= Aava Gang =

Sri Lankan outlaw motorcycle club

The Aava Gang was a Sri Lankan motorcycle street gang, active in the Northern Province of the island. The group is indicated to be around 60 members, between the ages of 18 and 25. The leader of the group is nicknamed ‘Haava’ (‘rabbit’ in Sinhalese) is known under the name Aava. This is due to the lack of pronunciation of 'H' sound in Dravidian language speech. A total of 38 members, including the leader, have been informed to the parliament to have been arrested to date.

Since the end of the Civil War, there have been a large increase in drug trade, sexual and gang violence, and robberies in Jaffna. The group emerged after the end of the war, under unknown origins.

The gang took credit for the attack on two police intelligence officers in Chunnakam and left leaflets under the names "Prabaaharan Padai", "Sangiliyan Padai" and "Ellalan Padai" demanding the police to leave the Northern Province as revenge for the death of two Jaffna University students, who were killed in a police shooting on the night of 20 October 2016 in Kokkuvil and the police attempted to cover up as an accident. The sword wielding gang has been suspected to have been engaged in other crimes including robbery and kidnapping.

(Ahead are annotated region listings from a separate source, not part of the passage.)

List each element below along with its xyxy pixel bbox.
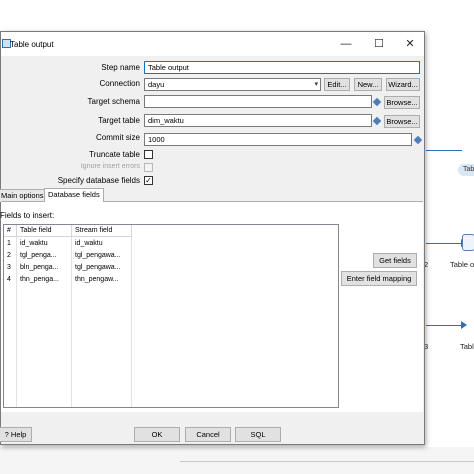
table-row-index[interactable]: 4 — [4, 274, 17, 286]
close-button[interactable]: ✕ — [396, 35, 424, 53]
minimize-button[interactable]: — — [332, 35, 360, 53]
specify-database-fields-checkbox[interactable]: ✓ — [144, 176, 153, 185]
get-fields-button[interactable]: Get fields — [373, 253, 417, 268]
stream-field-cell[interactable]: tgl_pengawa... — [72, 250, 132, 262]
truncate-table-checkbox[interactable] — [144, 150, 153, 159]
help-button[interactable]: ? Help — [0, 427, 32, 442]
hop-arrow-icon — [461, 321, 467, 329]
commit-size-input[interactable]: 1000 — [144, 133, 412, 146]
hop-line-3[interactable] — [426, 325, 462, 326]
sql-button[interactable]: SQL — [235, 427, 281, 442]
target-table-label: Target table — [98, 116, 140, 125]
stream-field-cell[interactable]: tgl_pengawa... — [72, 262, 132, 274]
cancel-button[interactable]: Cancel — [185, 427, 231, 442]
enter-field-mapping-button[interactable]: Enter field mapping — [341, 271, 417, 286]
new-connection-button[interactable]: New... — [354, 78, 382, 91]
column-header-stream-field[interactable]: Stream field — [72, 225, 132, 237]
maximize-button[interactable]: ☐ — [365, 35, 393, 53]
step-node-label[interactable]: Tab — [458, 164, 474, 176]
database-fields-panel: Fields to insert: # Table field Stream f… — [0, 201, 423, 412]
fields-to-insert-label: Fields to insert: — [0, 211, 55, 220]
tab-database-fields[interactable]: Database fields — [44, 188, 104, 202]
target-schema-label: Target schema — [87, 97, 140, 106]
table-field-cell[interactable]: id_waktu — [17, 238, 72, 250]
fields-table[interactable]: # Table field Stream field 1 id_waktu id… — [3, 224, 339, 408]
target-schema-input[interactable] — [144, 95, 372, 108]
help-label: Help — [10, 430, 27, 439]
variable-icon — [413, 135, 423, 145]
table-field-cell[interactable]: thn_penga... — [17, 274, 72, 286]
table-row-index[interactable]: 1 — [4, 238, 17, 250]
specify-database-fields-label: Specify database fields — [57, 176, 140, 185]
chevron-down-icon: ▾ — [314, 81, 318, 88]
step-name-input[interactable]: Table output — [144, 61, 420, 74]
ignore-insert-errors-label: Ignore insert errors — [80, 163, 140, 170]
dialog-titlebar[interactable]: Table output — ☐ ✕ — [1, 32, 424, 56]
browse-schema-button[interactable]: Browse... — [384, 96, 420, 109]
step-node-label: Tabl — [460, 342, 474, 351]
connection-label: Connection — [99, 79, 140, 88]
variable-icon — [372, 97, 382, 107]
wizard-button[interactable]: Wizard... — [386, 78, 420, 91]
table-row-index[interactable]: 2 — [4, 250, 17, 262]
target-table-input[interactable]: dim_waktu — [144, 114, 372, 127]
edit-connection-button[interactable]: Edit... — [324, 78, 350, 91]
truncate-table-label: Truncate table — [89, 150, 140, 159]
connection-value: dayu — [148, 80, 165, 89]
step-name-label: Step name — [101, 63, 140, 72]
step-node-label: Table o — [450, 260, 474, 269]
connection-select[interactable]: dayu ▾ — [144, 78, 321, 91]
table-field-cell[interactable]: bln_penga... — [17, 262, 72, 274]
divider — [180, 461, 474, 462]
column-header-index[interactable]: # — [4, 225, 17, 237]
hop-line-1[interactable] — [426, 150, 462, 151]
stream-field-cell[interactable]: thn_pengaw... — [72, 274, 132, 286]
ok-button[interactable]: OK — [134, 427, 180, 442]
table-output-step-icon[interactable] — [462, 234, 474, 251]
dialog-title: Table output — [10, 40, 54, 49]
column-header-table-field[interactable]: Table field — [17, 225, 72, 237]
browse-table-button[interactable]: Browse... — [384, 115, 420, 128]
commit-size-label: Commit size — [95, 133, 140, 142]
ignore-insert-errors-checkbox — [144, 163, 153, 172]
stream-field-cell[interactable]: id_waktu — [72, 238, 132, 250]
table-output-dialog: Table output — ☐ ✕ Step name Table outpu… — [0, 31, 425, 445]
table-row-index[interactable]: 3 — [4, 262, 17, 274]
variable-icon — [372, 116, 382, 126]
hop-line-2[interactable] — [426, 243, 462, 244]
help-icon: ? — [4, 430, 9, 439]
table-field-cell[interactable]: tgl_penga... — [17, 250, 72, 262]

UNP MP Rajitha Senaratne accused the Rajapaksas of being behind the Aava gang and accused them of creating the gang to create fear among civilians in the Northern Province. However no evidence was provided and the Aava gang had been active for years as a gang of petty criminals and only gained national attention after its attack on police officers. The group is also believed to have been influenced by South Indian films. The Adayaalam Centre for Policy Research calls on government to put an end to the use of the Prevention of Terrorism Act to address gang violence in Jaffna and to release individuals held under the PTA for alleged involvement in the Aava gang.